Das Buch setzt auch den Menschen mit der Maschine ins Verhältnis. Menschen “kennen Kontexte und Situationen, die weitgehend zweckfrei sind (etwa das Spielen), Maschinen aber sind grundsätzlich auf ihren Zweck ausgelegt.“ (S. 28). Der Autor betrachtet Lernprozesse beim Menschen, auch das „Nutzenkalkül“ für die Investition in das Lernen – und das gilt ebenso beim Menschen wie bei der Maschine (bei der Maschine wird die Abwägung von einem Menschen getroffen). Es geht um Grundlagen der Entscheidungsfindung. Es geht um Wahrnehmung und Weltdeutung. Immer wieder werden interessante Konzepte eingeführt, etwa die „Theory of Mind“: “Es geht darum (…), dass wir nur dann das Verhalten anderer vorhersehen können, wenn wir eine ‚Theorie‘ über den anderen in uns selbst abgebildet haben. (…) Ein ausreichend bestimmtes Bild vom Anderen im Sinn einer ‚Theory of Mind‘ ist folglich die Voraussetzung für das Erlernen sozialer Kompetenz. (S. 99f).

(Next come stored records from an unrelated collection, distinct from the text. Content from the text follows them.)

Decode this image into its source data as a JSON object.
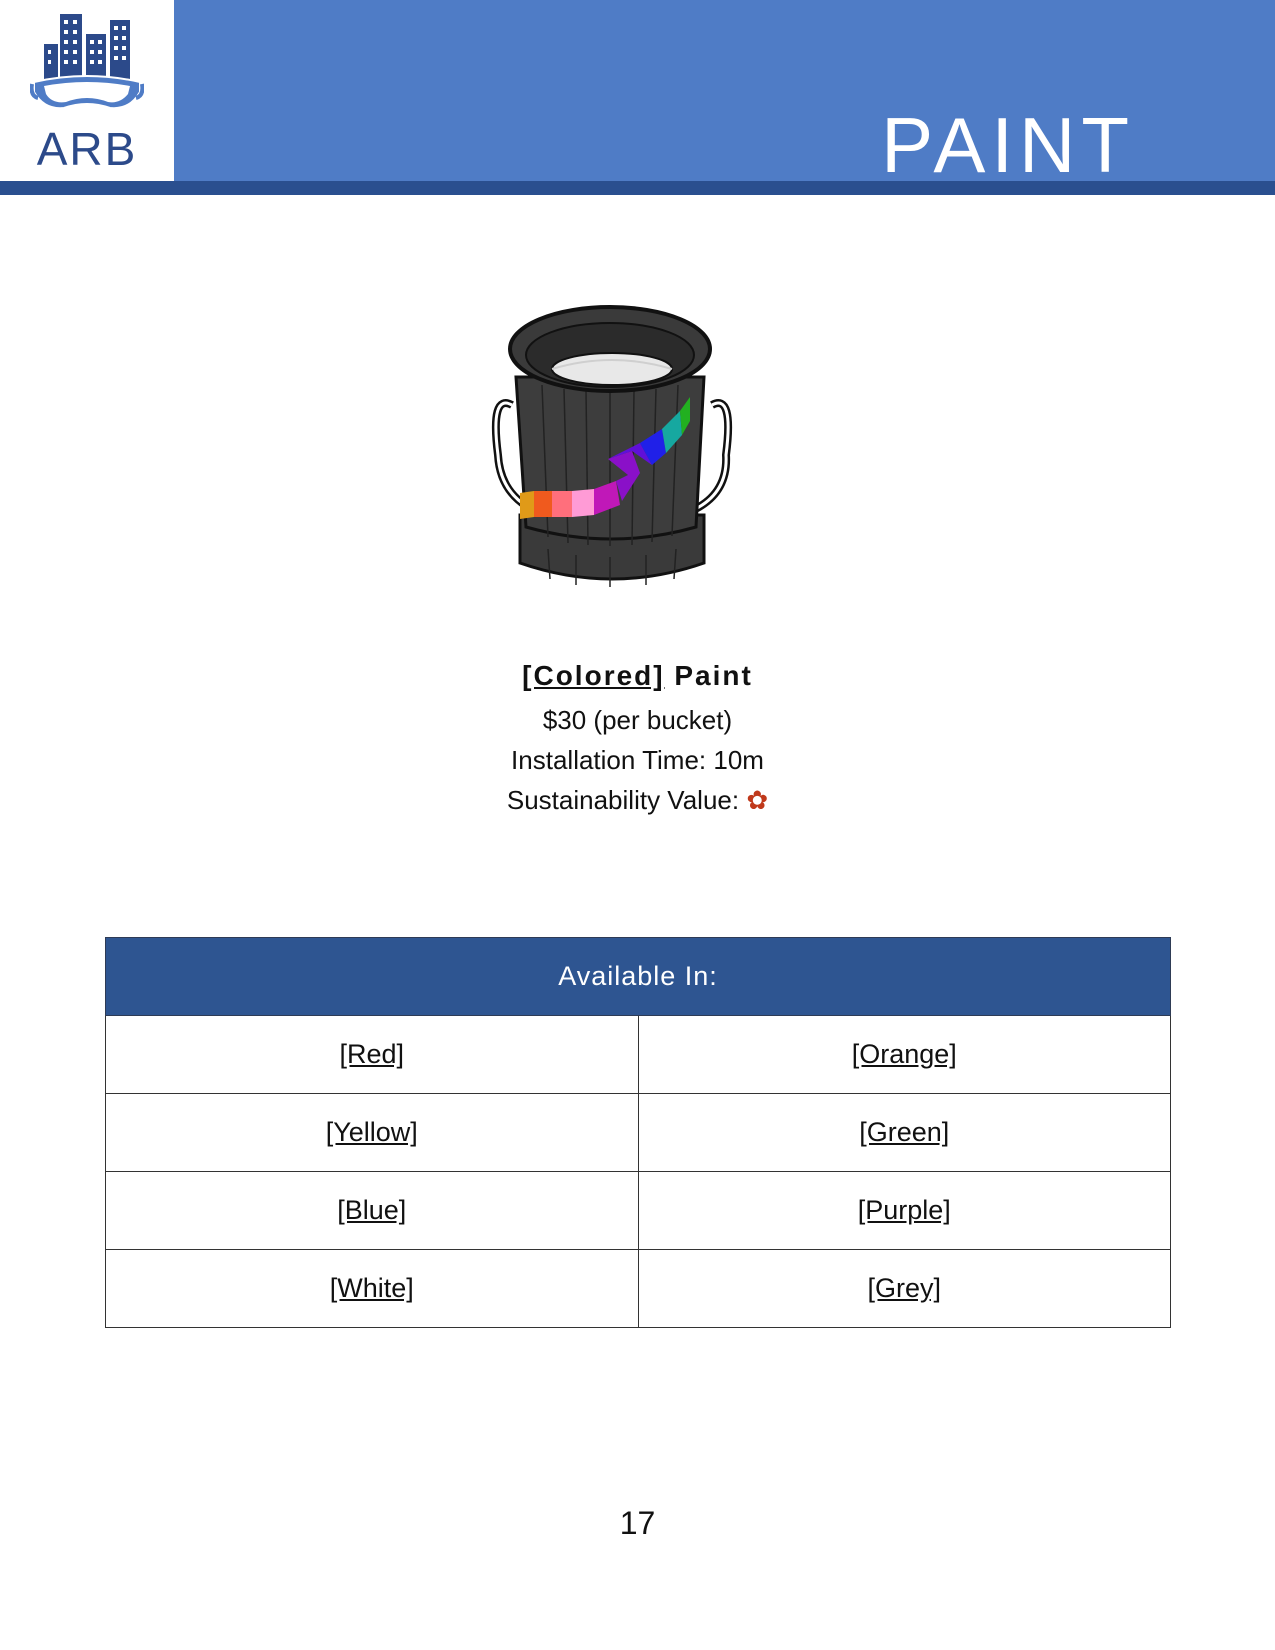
{
  "logo": {
    "text": "ARB",
    "icon": "city-skyline-goggles-icon"
  },
  "header": {
    "title": "PAINT"
  },
  "product": {
    "image_icon": "paint-bucket-icon",
    "name_bracket": "[Colored]",
    "name_rest": "Paint",
    "price": "$30 (per bucket)",
    "installation": "Installation Time: 10m",
    "sustainability_label": "Sustainability Value:",
    "sustainability_icon": "flower-icon",
    "sustainability_symbol": "✿"
  },
  "table": {
    "header": "Available In:",
    "rows": [
      [
        "[Red]",
        "[Orange]"
      ],
      [
        "[Yellow]",
        "[Green]"
      ],
      [
        "[Blue]",
        "[Purple]"
      ],
      [
        "[White]",
        "[Grey]"
      ]
    ]
  },
  "page_number": "17",
  "colors": {
    "header_blue": "#4f7cc6",
    "dark_blue": "#2a4f8f",
    "table_header": "#2e5591",
    "flower": "#c0391b"
  }
}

Das Buch ist grundsätzlich in akademischem Duktus geschrieben. Dazu werden immer wieder persönliche Erlebnisse oder anekdotenhafte Geschichten rund um Digitalisierung erzählt. Etwa die amüsante Beobachtung einer Erzieherin in einem Kindergarten: “Draußen war ein Eichhörnchen zu sehen. Ein Vierjähriger ging zum Fenster und machte eine Wischbewegung zur Bildvergrößerung. Er war erstaunt, dass das nicht klappte.“ (S. 14f)

Das Buch betrachtet außerdem Fragen rund um den Umgang mit „digitaler Inkompetenz“, es beleuchtet „Digitale Politik“, Fragen der Ethik sowie „Digitale Politik“. Ich war etwas überrascht, wie knapp die zentrale Herausforderung um den Arbeitsmarkt der Zukunft abgehandelt wird. Der Autor verweist zunächst auf all die bekannten Studien zu einer Verdrängung von Arbeitsplätzen durch Automatisierung, Robotisierung (etwa die Studie von Carl-Benedikt Frey, Michael Osbourne). Dann konstatiert er lapidar: “Übersehen wurde aber häufig, dass ‚grundsätzliche Eignung‘ noch lange nicht heißt, dass (a) sich der Ersatz ökonomisch lohnt, dass (b) er im komplexen System eines Unternehmens sinnvoll ist oder dass (c) sich die Substitution in der vorgeplanten Geschwindigkeit vollzieht.“ (S. 167) Und ein paar Paragraphen weiter: “Insgesamt zeigen die verfügbaren Daten, dass der Bedarf an neuen, IT- und digital affinen Arbeitsplätzen stetig ansteigt und zahlenmäßig womöglich die entfallenden Arbeitsplätze kompensiert.“ (S. 169)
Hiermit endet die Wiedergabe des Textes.